Banking companies have done a good job implementing a number of best practices in risk management, such as hiring chief risk officers and increasing board oversight, according to the sixth edition of Deloitte & Touche LLP's Global Risk Management Survey.
However, the banking industry must develop more comprehensive policies to manage their risks, according to the report, which Deloitte released Monday.
Its recommendations include instituting enterprisewide risk management programs, developing independent measures to validate policies and expanding stress testing to other lines of business, such as structured products.
Banking companies should also conduct stress tests more often, the report said, and they should incorporate risk management duties into performance goals for executive compensation.
Only 36% of the firms surveyed had an enterprisewide risk management program or an integrated approach to assessing all the various risks encountered by banking companies, such as operational, credit, market or liquidity risk.
"It's important to have a consistent governance structure — not silos for separate business lines, subsidiaries or geographies — both in terms of methodology, but also in terms of sharing information and rolling that information up to senior management and, ideally, the board," said Edward Hida, the editor of the report, for which 111 companies were surveyed in the fourth quarter. Hida is also a partner with Deloitte's banking and securities team.
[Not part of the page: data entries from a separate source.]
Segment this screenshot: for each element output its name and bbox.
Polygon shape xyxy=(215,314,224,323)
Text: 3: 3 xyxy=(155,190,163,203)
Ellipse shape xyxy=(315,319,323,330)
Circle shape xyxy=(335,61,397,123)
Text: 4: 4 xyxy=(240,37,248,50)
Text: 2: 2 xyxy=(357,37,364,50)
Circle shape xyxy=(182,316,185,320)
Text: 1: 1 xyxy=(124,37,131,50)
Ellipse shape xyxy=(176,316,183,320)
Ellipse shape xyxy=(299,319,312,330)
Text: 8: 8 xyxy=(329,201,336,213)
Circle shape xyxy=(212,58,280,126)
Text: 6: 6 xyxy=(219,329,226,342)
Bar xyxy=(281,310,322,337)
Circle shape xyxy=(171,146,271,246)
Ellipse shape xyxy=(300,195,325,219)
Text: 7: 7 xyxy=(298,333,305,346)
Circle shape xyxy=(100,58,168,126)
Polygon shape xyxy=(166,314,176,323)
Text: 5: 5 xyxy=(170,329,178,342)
In the survey, 23% of the companies said that they were in the process of creating such a comprehensive program.
Bankers also need to do a better job of independently validating all the procedures that measure risk within the institution — a practice that regulators are increasingly urging banks to implement in light of the current crisis, Hida said. Though just over half the companies surveyed (53%) have designated employees to independently validate procedures developed by others, and over two-thirds of the others said they had no plans to designate one.
On the issue of stress testing, about 80% conducted stress tests for banking and trading books, but only 58% did so for their structured product exposures. Hida said bankers should expand their testing to all product lines and conduct their tests more often. Of the companies that tested their structured product portfolios, 17% did so daily, but two-thirds did so quarterly or even less frequently.
Less than half the companies surveyed (49%) incorporated how well executives were handling risk management duties into performance goals for the purpose of determining compensation.
Hida applauded the industry for making strides in implementing corporate governance practices for managing risk. Nearly three-fourths of the firms surveyed (73%) had a chief risk officer or equivalent position, and within that group, roughly three-fourths had the risk chief report directly to the board and/or the chief executive.